Mar 23, 2021 - Politics & Policy

Biden demands Congress tighten gun laws in wake of Boulder, Atlanta shootings

Biden
Photo: Tasos Katopodis/Getty Images

President Biden on Tuesday urged Congress to pass gun control legislation, including two House-approved bills to expand background checks, and renew bans on assault weapons and high-capacity magazines.

Why it matters: They were some of Biden's most forceful comments on gun control since he was elected, and they came in the wake of a mass shooting in Boulder, Colorado, on Monday and a series of shootings in Georgia last week.

What they're saying: "This is not and should not be a partisan issue. This is an American issue," Biden said, noting that he had previously helped pass an assault weapons ban while serving in the Senate.
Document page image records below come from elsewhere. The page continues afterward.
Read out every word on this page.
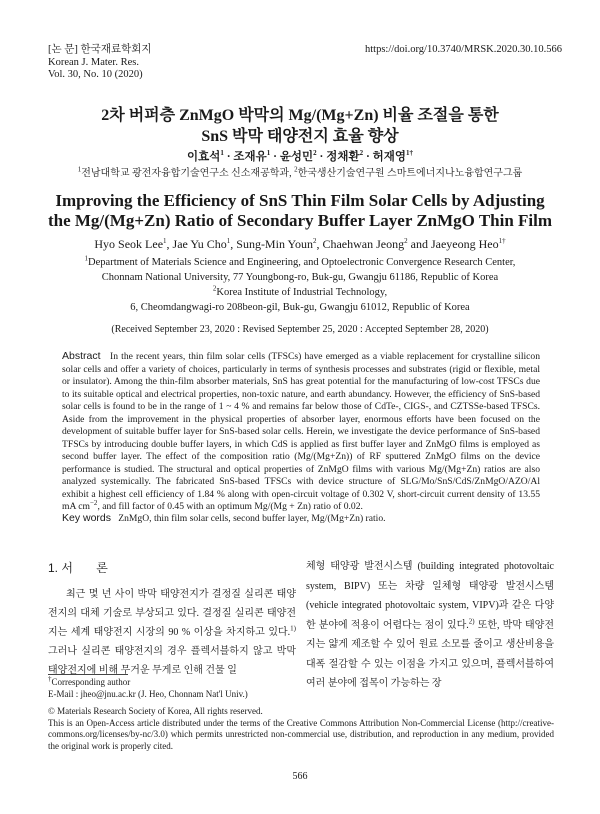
[논 문] 한국재료학회지
Korean J. Mater. Res.
Vol. 30, No. 10 (2020)
https://doi.org/10.3740/MRSK.2020.30.10.566
2차 버퍼층 ZnMgO 박막의 Mg/(Mg+Zn) 비율 조절을 통한
SnS 박막 태양전지 효율 향상
이효석$^1$ · 조재유$^1$ · 윤성민$^2$ · 정채환$^2$ · 허재영$^{1\dagger}$
$^1$전남대학교 광전자융합기술연구소 신소재공학과, $^2$한국생산기술연구원 스마트에너지나노융합연구그룹
Improving the Efficiency of SnS Thin Film Solar Cells by Adjusting
the Mg/(Mg+Zn) Ratio of Secondary Buffer Layer ZnMgO Thin Film
Hyo Seok Lee$^1$, Jae Yu Cho$^1$, Sung-Min Youn$^2$, Chaehwan Jeong$^2$ and Jaeyeong Heo$^{1\dagger}$
$^1$Department of Materials Science and Engineering, and Optoelectronic Convergence Research Center,
Chonnam National University, 77 Youngbong-ro, Buk-gu, Gwangju 61186, Republic of Korea
$^2$Korea Institute of Industrial Technology,
6, Cheomdangwagi-ro 208beon-gil, Buk-gu, Gwangju 61012, Republic of Korea
(Received September 23, 2020 : Revised September 25, 2020 : Accepted September 28, 2020)
Abstract In the recent years, thin film solar cells (TFSCs) have emerged as a viable replacement for crystalline silicon solar cells and offer a variety of choices, particularly in terms of synthesis processes and substrates (rigid or flexible, metal or insulator). Among the thin-film absorber materials, SnS has great potential for the manufacturing of low-cost TFSCs due to its suitable optical and electrical properties, non-toxic nature, and earth abundancy. However, the efficiency of SnS-based solar cells is found to be in the range of 1 ~ 4 % and remains far below those of CdTe-, CIGS-, and CZTSSe-based TFSCs. Aside from the improvement in the physical properties of absorber layer, enormous efforts have been focused on the development of suitable buffer layer for SnS-based solar cells. Herein, we investigate the device performance of SnS-based TFSCs by introducing double buffer layers, in which CdS is applied as first buffer layer and ZnMgO films is employed as second buffer layer. The effect of the composition ratio (Mg/(Mg+Zn)) of RF sputtered ZnMgO films on the device performance is studied. The structural and optical properties of ZnMgO films with various Mg/(Mg+Zn) ratios are also analyzed systemically. The fabricated SnS-based TFSCs with device structure of SLG/Mo/SnS/CdS/ZnMgO/AZO/Al exhibit a highest cell efficiency of 1.84 % along with open-circuit voltage of 0.302 V, short-circuit current density of 13.55 mA $cm^{-2}$, and fill factor of 0.45 with an optimum Mg/(Mg + Zn) ratio of 0.02.
Key words ZnMgO, thin film solar cells, second buffer layer, Mg/(Mg+Zn) ratio.
1. 서 론
최근 몇 년 사이 박막 태양전지가 결정질 실리콘 태양전지의 대체 기술로 부상되고 있다. 결정질 실리콘 태양전지는 세계 태양전지 시장의 90 % 이상을 차지하고 있다.$^{1)}$ 그러나 실리콘 태양전지의 경우 플렉서블하지 않고 박막 태양전지에 비해 무거운 무게로 인해 건물 일
체형 태양광 발전시스템 (building integrated photovoltaic system, BIPV) 또는 차량 일체형 태양광 발전시스템 (vehicle integrated photovoltaic system, VIPV)과 같은 다양한 분야에 적용이 어렵다는 점이 있다.$^{2)}$ 또한, 박막 태양전지는 얇게 제조할 수 있어 원료 소모를 줄이고 생산비용을 대폭 절감할 수 있는 이점을 가지고 있으며, 플렉서블하여 여러 분야에 접목이 가능하는 장
†Corresponding author
E-Mail : jheo@jnu.ac.kr (J. Heo, Chonnam Nat'l Univ.)
© Materials Research Society of Korea, All rights reserved.
This is an Open-Access article distributed under the terms of the Creative Commons Attribution Non-Commercial License (http://creative-commons.org/licenses/by-nc/3.0) which permits unrestricted non-commercial use, distribution, and reproduction in any medium, provided the original work is properly cited.
566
  • While cautioning that the facts of the Boulder shooting are still developing, the president said, "I don't need to wait another minute, let alone an hour, to take common-sense steps that will save lives in the future and to urge my colleagues in the House and Senate to act."
  • "We can ban assault weapons and high-capacity magazines in this country, once again. ... It will save lives, American lives. And we have to act," he added.

The big picture: Ten people died in the Boulder shootings and eight died in Georgia. Both events prompted Biden to order flags lowered to half-staff and have renewed calls for tighter gun regulations in America.

  • The Senate Judiciary Committee on Tuesday hosted a hearing that addressed gun violence in America, with Chair Dick Durbin (D-Ill.) calling gun violence a "public health crisis."
  • Republicans rebuked the notion, with Sen. Ted Cruz (R-Texas) arguing, "Every time there’s a shooting, we play this ridiculous theater where this committee gets together and proposes a bunch of laws that would do nothing to stop these murders."

Reality check: Any gun control legislation, including the two background check bills passed by the House last week, would need 60 votes to pass in the 50-50 Senate. Biden did not make reference to eliminating the filibuster, which progressives have called on Senate Democrats to do.